What makes Blue Moon unique from most Italian restaurants, at least most Italian restaurants in the United States, is the dedication to wild game meats. The menu offers several pheasant, rabbit and deer dishes, which an old interview in Peru’s top culture pub Caretas reveals is simply a personal preference of the proprietor, Don Santino.
Balleta came to Peru in 1960 and opened Blue Moon in 1966. It has since become the most well-known Italian restaurant in Lima. Located just north of San Isidro and not far from downtown, the restaurant has been patronized by members from Peru’s highest halls of power. The restaurant celebrates its 50th anniversary next year.
Blue Moon is probably best known for the buffet. For 70 soles ($21.60) on weekends and holidays, you can try a sample of most everything on the menu from cured meats, olives and cheeses to lamb, rabbit, deer and more well-known Italian plates featuring beef, chicken, pork, pasta and more.
Blue Moon also serves Peruvian seafood plates such as ceviche and octopus (the Italian-Peruvian community settled in the port city of Callao).
The highlight of my various visits was the deer, which was quite the gamble for us.

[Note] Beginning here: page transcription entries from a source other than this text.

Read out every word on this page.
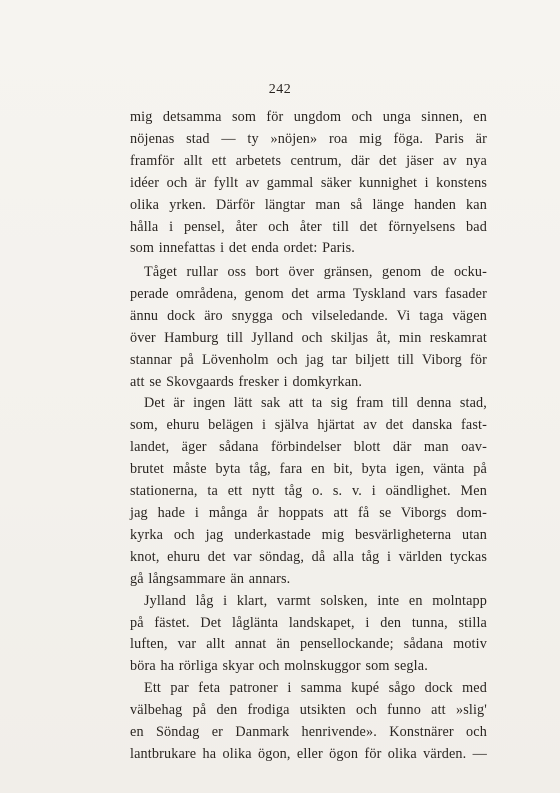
242
mig detsamma som för ungdom och unga sinnen, en
nöjenas stad — ty »nöjen» roa mig föga. Paris är
framför allt ett arbetets centrum, där det jäser av nya
idéer och är fyllt av gammal säker kunnighet i konstens
olika yrken. Därför längtar man så länge handen kan
hålla i pensel, åter och åter till det förnyelsens bad
som innefattas i det enda ordet: Paris.
Tåget rullar oss bort över gränsen, genom de ocku-
perade områdena, genom det arma Tyskland vars fasader
ännu dock äro snygga och vilseledande. Vi taga vägen
över Hamburg till Jylland och skiljas åt, min reskamrat
stannar på Lövenholm och jag tar biljett till Viborg för
att se Skovgaards fresker i domkyrkan.
Det är ingen lätt sak att ta sig fram till denna stad,
som, ehuru belägen i själva hjärtat av det danska fast-
landet, äger sådana förbindelser blott där man oav-
brutet måste byta tåg, fara en bit, byta igen, vänta på
stationerna, ta ett nytt tåg o. s. v. i oändlighet. Men
jag hade i många år hoppats att få se Viborgs dom-
kyrka och jag underkastade mig besvärligheterna utan
knot, ehuru det var söndag, då alla tåg i världen tyckas
gå långsammare än annars.
Jylland låg i klart, varmt solsken, inte en molntapp
på fästet. Det låglänta landskapet, i den tunna, stilla
luften, var allt annat än pensellockande; sådana motiv
böra ha rörliga skyar och molnskuggor som segla.
Ett par feta patroner i samma kupé sågo dock med
välbehag på den frodiga utsikten och funno att »slig'
en Söndag er Danmark henrivende». Konstnärer och
lantbrukare ha olika ögon, eller ögon för olika värden. —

Deer is common in the midwestern and northern states of the U.S., even for people who don’t hunt. Because if one guy gets a deer, he’ll have so much deer meat that he ends up gifting some to everyone he knows.
Deer meat, known as venison, is lean but has a gamey flavor. The difficult flavor is why you can’t get deer at any restaurants and you end up eating your fair share even if you don’t hunt. When we lived in Michigan, a hunting hotbed, it got to the point where my wife refused to eat it.
Blue Moon’s Deer in Green Pepper Sauce, however, tasted nothing like deer as we knew it. Don Santino recommended it, and he had to convince us. He served it medium rare. It was soft, rich and delicious. Served with a vegetable risotto.
I’ll also highlight the Escalopine Blue Moon, veal cutlets topped with prosciutto, mozzarella and Madeira tomato sauce served with Porcini mushroom risotto.
The lasagna addict wife tried the Lasagna Mafiosa, which blends marinara with alfredo sauces and adds prosciutto slices to the ground beef.
Also pictured is the bruschetta, two Sicilian cannoli and what may be the strangest item to find in Peru which is not on the menu: bear. After introducing myself Don Santino brought us a few samples of imported bear meat from Italy. I had never had bear, and we were rather surprised how soft and flavorful it was. Santino attributes that to the three-day process of cooking it.
Just when you thought the place was already overflowing with character, I have to mention the bottle collection. The walls and ceilings are covered with bottles from around the world. With a collection of over 20,000, Blue Moon has Latin America’s largest bottle collection. Pictures of the dining rooms also included.
Don Santino is clearly passionate about food. Not only because he owns what has become an iconic restaurant in a gastronomic heavyweight city with high competition for icons. But because if you get him started on cooking, he’ll talk to you all about it.
Blue Moon makes some of its own cheeses and cured meats. The rest is imported from Italy. Also worthy of note are its homemade chocolates, which are so good I’d save room for at least one full plate of sweets if planning on hitting the buffet.
Most of the best dishes cost 40 soles ($13) and up, with the most expensive dishes priced at 90 ($28). However the lasagnas and basic pastas go for as little as 20.